Data::Clean::Base - Base class for Data::Clean::*

=head1 VERSION

This document describes version 0.29 of Data::Clean::Base (from Perl distribution Data-Clean-JSON), released on 2016-01-20.

=for Pod::Coverage ^(command_.+)$

=head1 METHODS

=head2 new(%opts) => $obj

Create a new instance.

Options specify what to do with problematic data.
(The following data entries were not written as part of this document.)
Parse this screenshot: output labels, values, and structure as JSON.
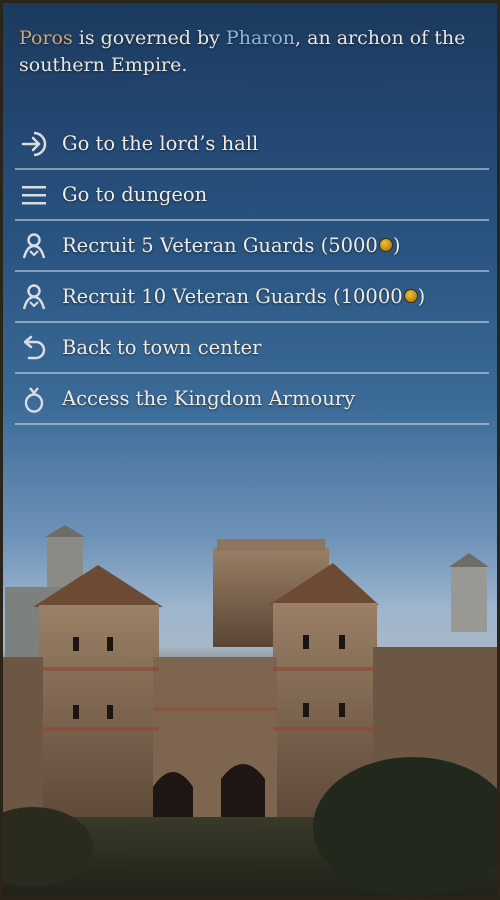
{
  "intro": {
    "settlement": "Poros",
    "text_1": " is governed by ",
    "lord": "Pharon",
    "text_2": ", an archon of the southern Empire."
  },
  "menu": {
    "items": [
      {
        "label": "Go to the lord’s hall",
        "icon": "enter-arrow-icon"
      },
      {
        "label": "Go to dungeon",
        "icon": "list-lines-icon"
      },
      {
        "label_pre": "Recruit 5 Veteran Guards (5000",
        "label_post": ")",
        "icon": "troop-icon",
        "currency": "gold-coin-icon"
      },
      {
        "label_pre": "Recruit 10 Veteran Guards (10000",
        "label_post": ")",
        "icon": "troop-icon",
        "currency": "gold-coin-icon"
      },
      {
        "label": "Back to town center",
        "icon": "return-arrow-icon"
      },
      {
        "label": "Access the Kingdom Armoury",
        "icon": "armoury-pouch-icon"
      }
    ]
  },
  "colors": {
    "settlement_highlight": "#d9a46a",
    "lord_highlight": "#8fb6d8",
    "text": "#efece4",
    "divider": "#d2dce6"
  }
}
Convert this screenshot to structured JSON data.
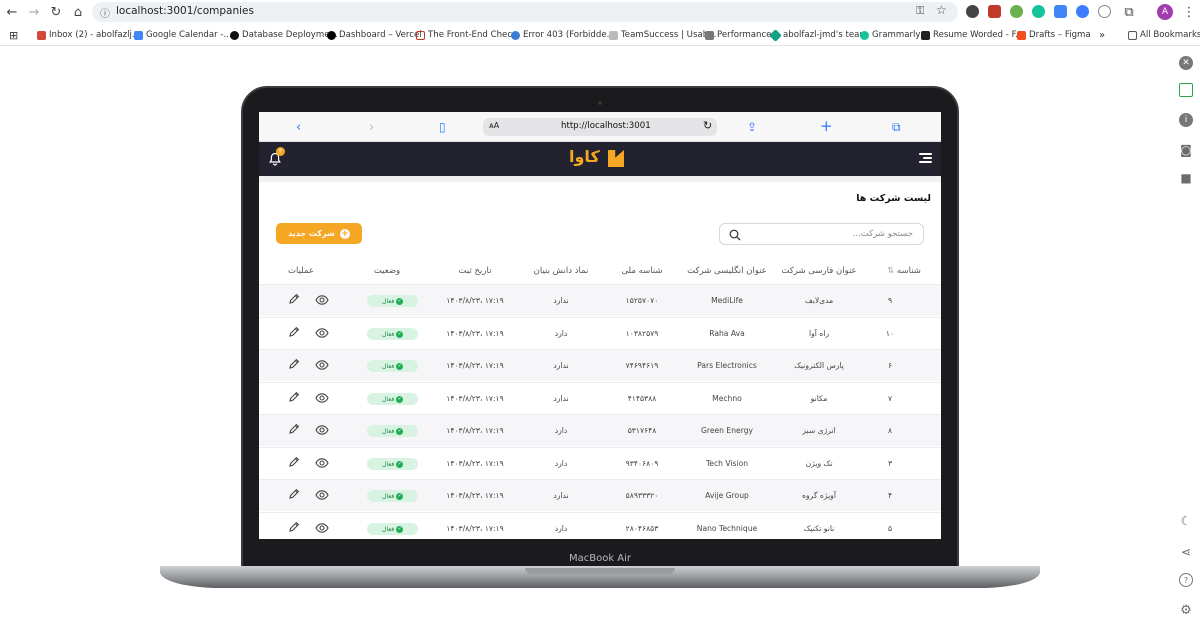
{
  "browser": {
    "url": "localhost:3001/companies",
    "bookmarks": [
      "Inbox (2) - abolfazlj...",
      "Google Calendar -...",
      "Database Deployme...",
      "Dashboard – Vercel",
      "The Front-End Chec...",
      "Error 403 (Forbidde...",
      "TeamSuccess | Usab...",
      "Performance",
      "abolfazl-jmd's team",
      "Grammarly",
      "Resume Worded - F...",
      "Drafts – Figma"
    ],
    "bookmarks_overflow": "»",
    "all_bookmarks": "All Bookmarks",
    "profile_initial": "A"
  },
  "device": {
    "label": "MacBook Air"
  },
  "safari": {
    "aa": "ᴀA",
    "url": "http://localhost:3001"
  },
  "app": {
    "logo": "کاوا",
    "notification_count": "۳",
    "page_title": "لیست شرکت ها",
    "new_company_label": "شرکت جدید",
    "search_placeholder": "جستجو شرکت...",
    "columns": [
      "شناسه",
      "عنوان فارسی شرکت",
      "عنوان انگلیسی شرکت",
      "شناسه ملی",
      "نماد دانش بنیان",
      "تاریخ ثبت",
      "وضعیت",
      "عملیات"
    ],
    "sort_icon": "⇅",
    "rows": [
      {
        "id": "۹",
        "fa": "مدی‌لایف",
        "en": "MediLife",
        "national_id": "۱۵۲۵۷۰۷۰",
        "kb": "ندارد",
        "date": "۱۴۰۳/۸/۲۳، ۱۷:۱۹",
        "status": "فعال"
      },
      {
        "id": "۱۰",
        "fa": "راه آوا",
        "en": "Raha Ava",
        "national_id": "۱۰۳۸۲۵۷۹",
        "kb": "دارد",
        "date": "۱۴۰۳/۸/۲۳، ۱۷:۱۹",
        "status": "فعال"
      },
      {
        "id": "۶",
        "fa": "پارس الکترونیک",
        "en": "Pars Electronics",
        "national_id": "۷۴۶۹۴۶۱۹",
        "kb": "ندارد",
        "date": "۱۴۰۳/۸/۲۳، ۱۷:۱۹",
        "status": "فعال"
      },
      {
        "id": "۷",
        "fa": "مکانو",
        "en": "Mechno",
        "national_id": "۴۱۴۵۳۸۸",
        "kb": "ندارد",
        "date": "۱۴۰۳/۸/۲۳، ۱۷:۱۹",
        "status": "فعال"
      },
      {
        "id": "۸",
        "fa": "انرژی سبز",
        "en": "Green Energy",
        "national_id": "۵۳۱۷۶۴۸",
        "kb": "دارد",
        "date": "۱۴۰۳/۸/۲۳، ۱۷:۱۹",
        "status": "فعال"
      },
      {
        "id": "۳",
        "fa": "تک ویژن",
        "en": "Tech Vision",
        "national_id": "۹۳۴۰۶۸۰۹",
        "kb": "دارد",
        "date": "۱۴۰۳/۸/۲۳، ۱۷:۱۹",
        "status": "فعال"
      },
      {
        "id": "۴",
        "fa": "آویژه گروه",
        "en": "Avije Group",
        "national_id": "۵۸۹۳۳۳۲۰",
        "kb": "ندارد",
        "date": "۱۴۰۳/۸/۲۳، ۱۷:۱۹",
        "status": "فعال"
      },
      {
        "id": "۵",
        "fa": "نانو تکنیک",
        "en": "Nano Technique",
        "national_id": "۲۸۰۴۶۸۵۳",
        "kb": "دارد",
        "date": "۱۴۰۳/۸/۲۳، ۱۷:۱۹",
        "status": "فعال"
      }
    ]
  },
  "colors": {
    "accent": "#f5a623",
    "header": "#23232f",
    "active": "#1fae55"
  }
}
Option keys are either
reference types or class names, or C<-obj> (to refer to objects, a.k.a. blessed
references), C<-circular> (to refer to circular references), C<-ref> (to refer
to references, used to process references not handled by other options). Option
values are arrayrefs, the first element of the array is command name, to specify
what to do with the reference/class. The rest are command arguments.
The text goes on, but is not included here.